Die bundesweite Sieben-Tage-Inzidenz bei den Corona-Neuinfektionen hat abermals einen neuen Höchststand erreicht. Wie das Robert Koch-Institut (RKI) mitteilte, erhöhte sich der Wert auf 438,2. Er erreichte damit den 19. Tag in Folge einen neuen Höchstwert. Am Donnerstag hatte die Inzidenz bei 419,7 gelegen, am Freitag vergangener Woche noch bei 340,7. Die Sieben-Tage-Inzidenz gibt die Zahl der Neuinfektionen pro 100.000 Einwohner innerhalb einer Woche an.

Bundesweit wurden laut RKI-Angaben binnen 24 Stunden 76.414 Neuinfektionen mit dem Coronavirus verzeichnet – auch dies ist ein Höchstwert. Die Zahl der Todesopfer der Pandemie in Deutschland stieg demnach um 357 auf 100.476 Fälle. Am Donnerstag hatte die Zahl der Corona-Toten in Deutschland die Schwelle von 100.000 überschritten.

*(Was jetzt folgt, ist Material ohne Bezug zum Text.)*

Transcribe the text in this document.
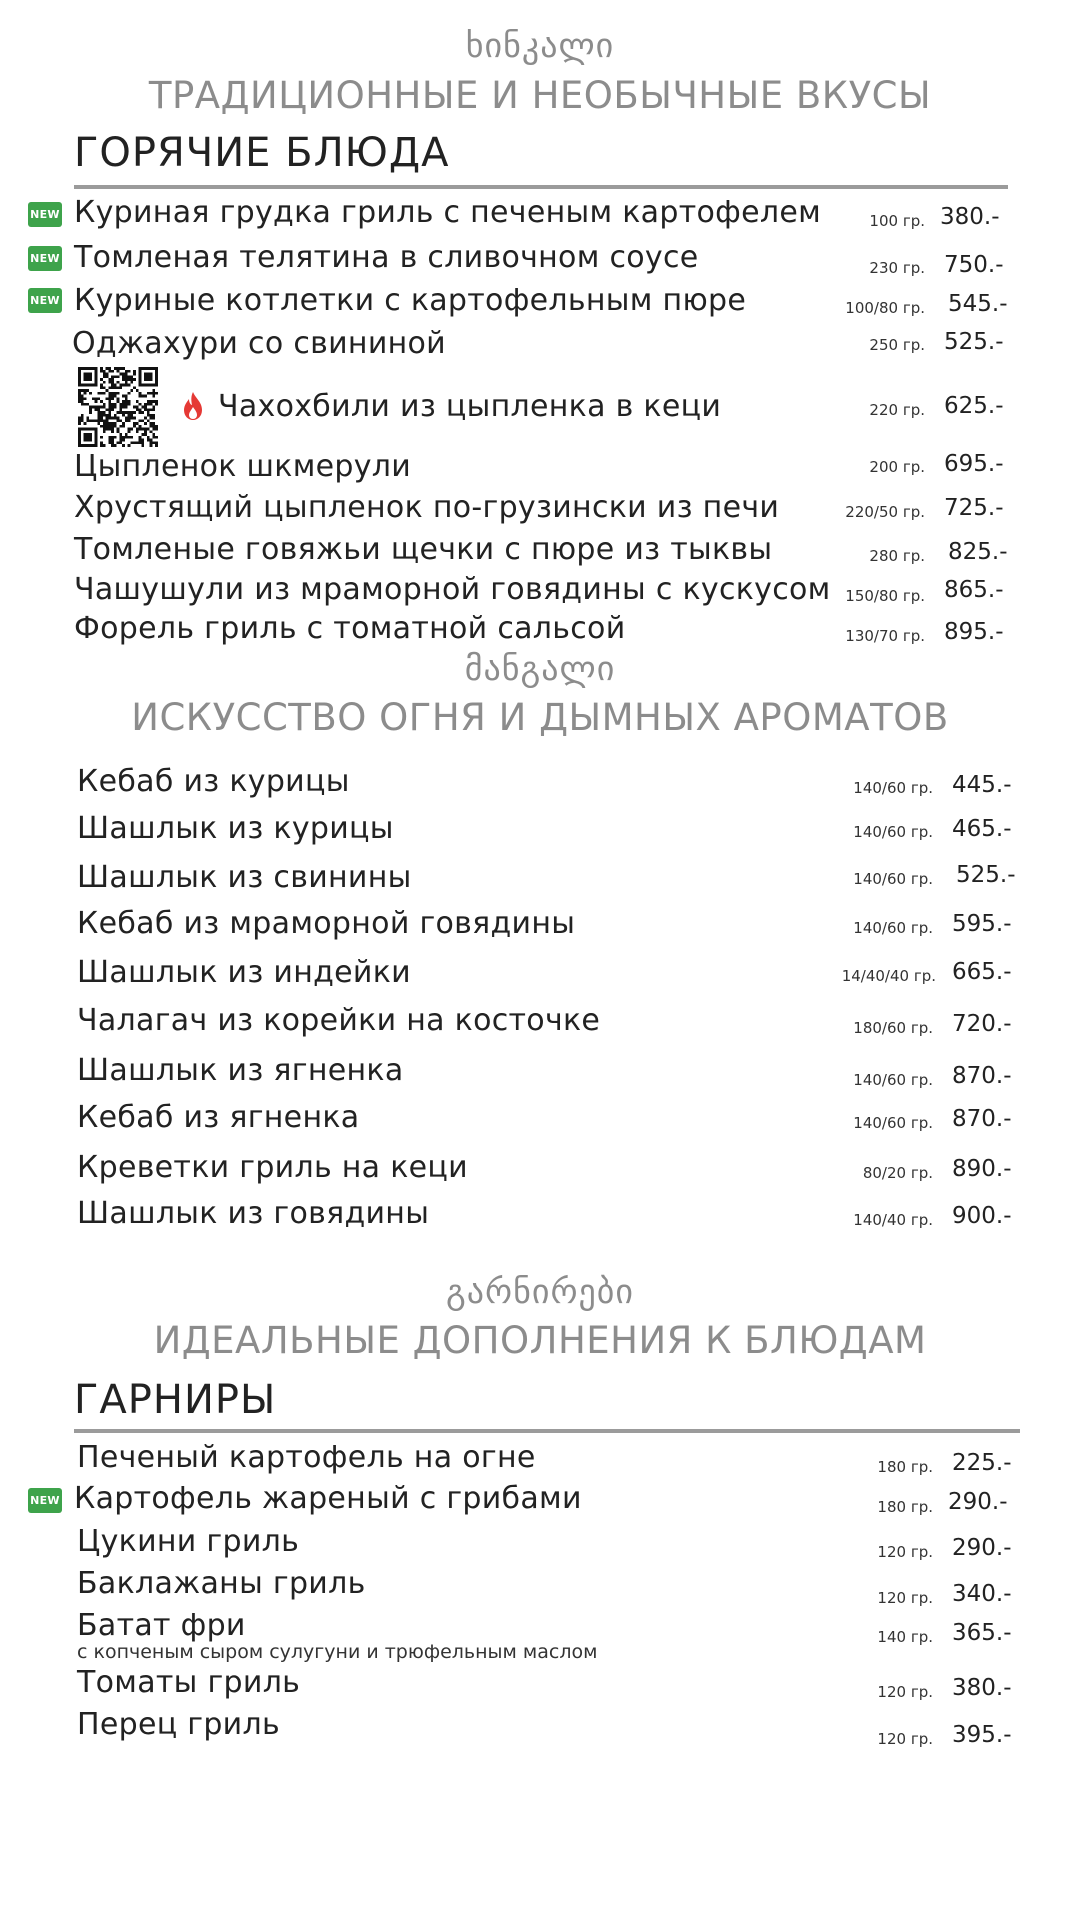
ხინკალი
ТРАДИЦИОННЫЕ И НЕОБЫЧНЫЕ ВКУСЫ
ГОРЯЧИЕ БЛЮДА
NEW Куриная грудка гриль с печеным картофелем	100 гр. 380.-
NEW Томленая телятина в сливочном соусе	230 гр. 750.-
NEW Куриные котлетки с картофельным пюре	100/80 гр. 545.-
Оджахури со свининой	250 гр. 525.-
Чахохбили из цыпленка в кеци	220 гр. 625.-
Цыпленок шкмерули	200 гр. 695.-
Хрустящий цыпленок по-грузински из печи	220/50 гр. 725.-
Томленые говяжьи щечки с пюре из тыквы	280 гр. 825.-
Чашушули из мраморной говядины с кускусом 150/80 гр. 865.-
Форель гриль с томатной сальсой	130/70 гр. 895.-
მანგალი
ИСКУССТВО ОГНЯ И ДЫМНЫХ АРОМАТОВ
Кебаб из курицы	140/60 гр. 445.-
Шашлык из курицы	140/60 гр. 465.-
Шашлык из свинины	140/60 гр. 525.-
Кебаб из мраморной говядины	140/60 гр. 595.-
Шашлык из индейки	14/40/40 гр. 665.-
Чалагач из корейки на косточке	180/60 гр. 720.-
Шашлык из ягненка	140/60 гр. 870.-
Кебаб из ягненка	140/60 гр. 870.-
Креветки гриль на кеци	80/20 гр. 890.-
Шашлык из говядины	140/40 гр. 900.-
გარნირები
ИДЕАЛЬНЫЕ ДОПОЛНЕНИЯ К БЛЮДАМ
ГАРНИРЫ
Печеный картофель на огне	180 гр. 225.-
NEW Картофель жареный с грибами	180 гр. 290.-
Цукини гриль	120 гр. 290.-
Баклажаны гриль	120 гр. 340.-
Батат фри
с копченым сыром сулугуни и трюфельным маслом
140 гр. 365.-
Томаты гриль	120 гр. 380.-
Перец гриль	120 гр. 395.-
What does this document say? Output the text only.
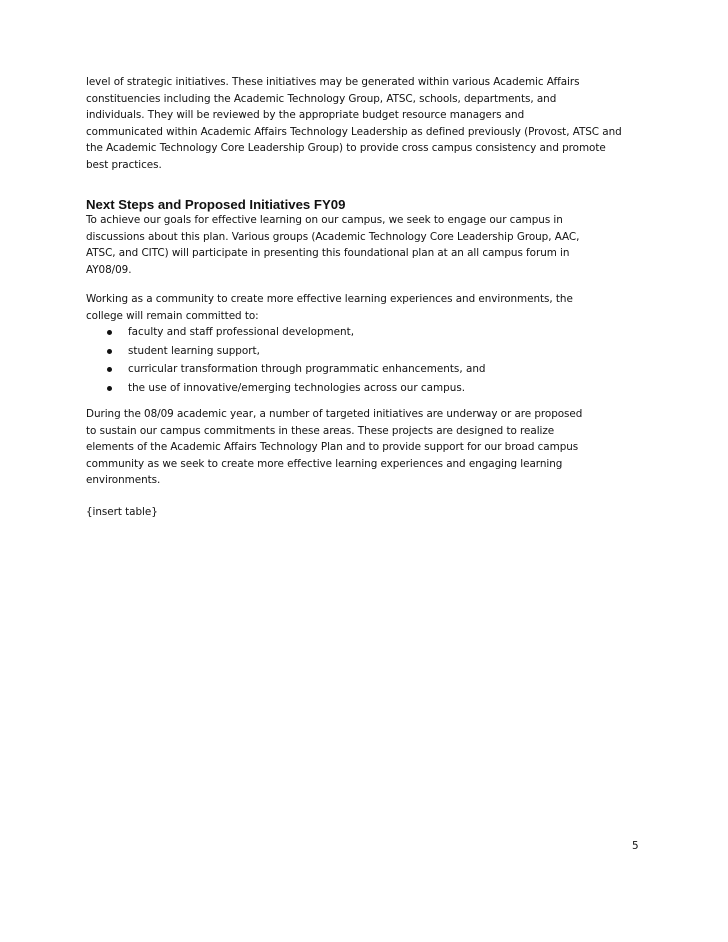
level of strategic initiatives. These initiatives may be generated within various Academic Affairs
constituencies including the Academic Technology Group, ATSC, schools, departments, and
individuals. They will be reviewed by the appropriate budget resource managers and
communicated within Academic Affairs Technology Leadership as defined previously (Provost, ATSC and
the Academic Technology Core Leadership Group) to provide cross campus consistency and promote
best practices.
Next Steps and Proposed Initiatives FY09
To achieve our goals for effective learning on our campus, we seek to engage our campus in
discussions about this plan. Various groups (Academic Technology Core Leadership Group, AAC,
ATSC, and CITC) will participate in presenting this foundational plan at an all campus forum in
AY08/09.
Working as a community to create more effective learning experiences and environments, the
college will remain committed to:
faculty and staff professional development,
student learning support,
curricular transformation through programmatic enhancements, and
the use of innovative/emerging technologies across our campus.
During the 08/09 academic year, a number of targeted initiatives are underway or are proposed
to sustain our campus commitments in these areas. These projects are designed to realize
elements of the Academic Affairs Technology Plan and to provide support for our broad campus
community as we seek to create more effective learning experiences and engaging learning
environments.
{insert table}
5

Als entscheidenden Maßstab für eine Verschärfung der Corona-Maßnahmen hatten Bund und Länder am 18. November die sogenannte Hospitalisierungsinzidenz festgelegt. Dieser Wert gibt an, wie viele Menschen pro 100.000 Einwohner binnen sieben Tagen wegen einer Corona-Infektion im Krankenhaus liegen. Am Donnerstag lag die Hospitalisierungsinzidenz laut RKI bundesweit bei 5,79. Ab einem Wert von drei gilt in einem Bundesland flächendeckend für Veranstaltungen die 2G-Regel – das heißt, nur gegen das Coronavirus Geimpfte und von Covid-19 Genesene sind zugelassen. 

Triage – „Es zählt die klinische Erfolgsaussicht“

Angesichts der stark steigenden Corona-Zahlen bereiten sich die Kliniken in Deutschland nach Angaben des Vorsitzenden des Weltärztebundes auf eine Triage vor – also die Situation, in welcher die Ärzte entscheiden müssen, welcher Intensivpatient bei knappen Ressourcen bevorzugt behandelt wird. Grundsätzlich versuchten Ärzte alles, um diese letzte entsetzliche Entscheidung abzuwenden. „Aber angesichts der steigenden Infektionszahlen müssen sich die Kliniken vorbereiten“, sagte Frank Ulrich Montgomery den Zeitungen der Funke Mediengruppe.